Cynanchum L. is an important genus in the Asclepiadaceae family because numerous plants in this genus show several application prospects other than in the field of medicine. Moreover, Cynanchum plants present a long history as traditional folk medicine.

At present, more than 400 compounds have been isolated from genus Cynanchum. These compounds include steroids, flavonoids, acetophenones, triterpenoids, alkaloids, phytosterols, polysaccharides and other compounds. Among these compounds, C21 steroid is the characteristic ingredient. In China, several species have been used to treat chronic diseases in TCM for thousands of years, and the roots and stems of these species have been used as a component of TCM or in combination with other Chinese medicinal plants.

Recently, increased attention has been focused on C. taiwanianum, C. auriculatum, C. paniculatum, CA, CWW, C. otophyllum and C. stauntonii because of their anti-tumor, neuroprotective, anti-fungal, parasitic and anti-viral, anti-depressant, anti-oxidant, anti-inflammatory and immunosuppressive effects. These plants also can suppress appetite, induce weight loss and expand blood vessels.

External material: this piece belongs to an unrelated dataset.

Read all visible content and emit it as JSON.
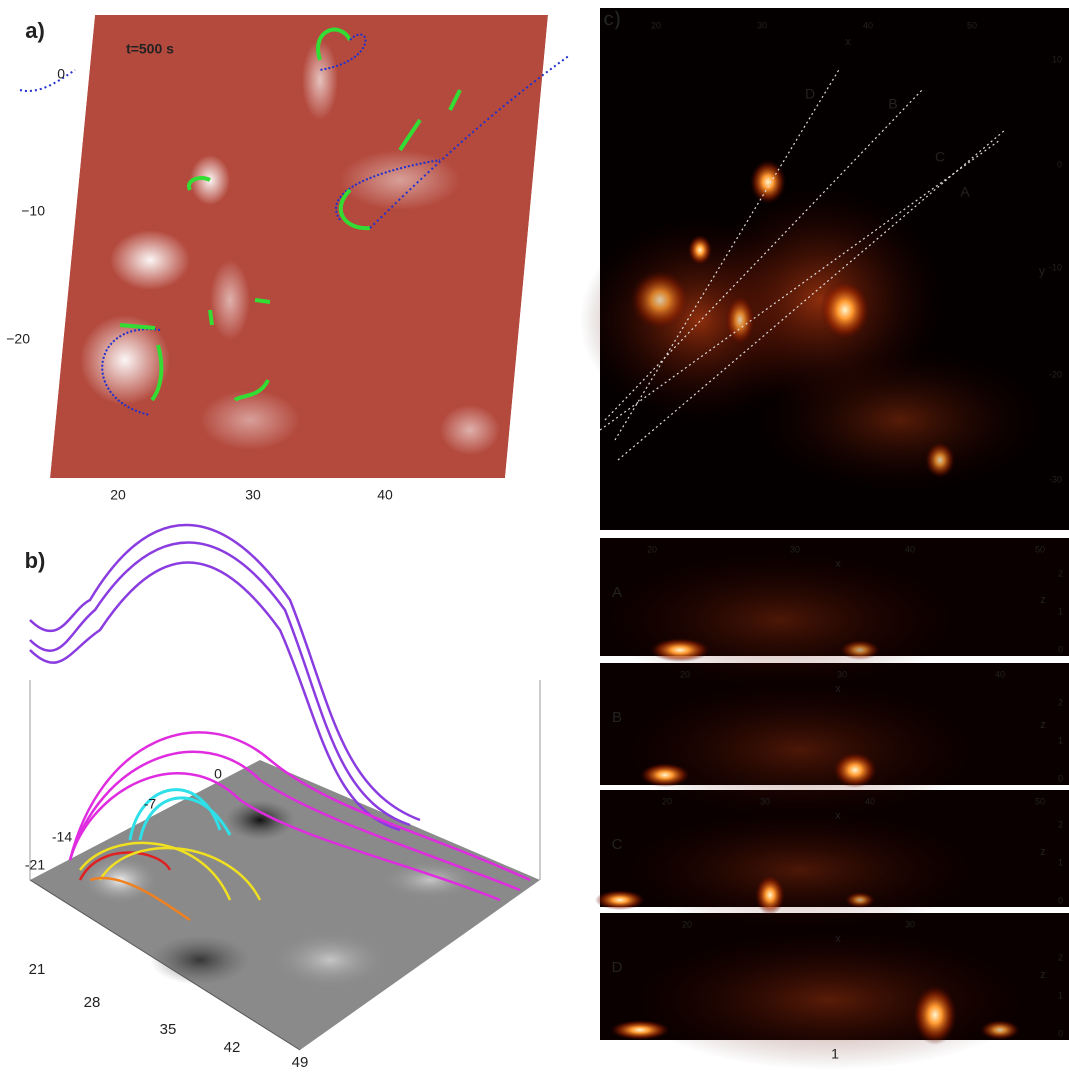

Although a number of reports on the chemical components and pharmacological activities of these plants are available, studies on the chemical composition are still not systematic enough because they only focus on the chemical components of several species of this genus. However, research on the pharmacological activities are mostly based on in vitro activity screening, and pharmacodynamic studies in vivo represent only a few reports. Therefore, further investigations are required for systematic research of the chemical composition and in vivo pharmacological activities of Cynanchum sp. We believe that this work is of particular value by providing not only the fundamental insight into the medicinal value of plants in this genus; moreover, this work can provide reference for clinical medication, sustainable development and utilization of plants in this genus.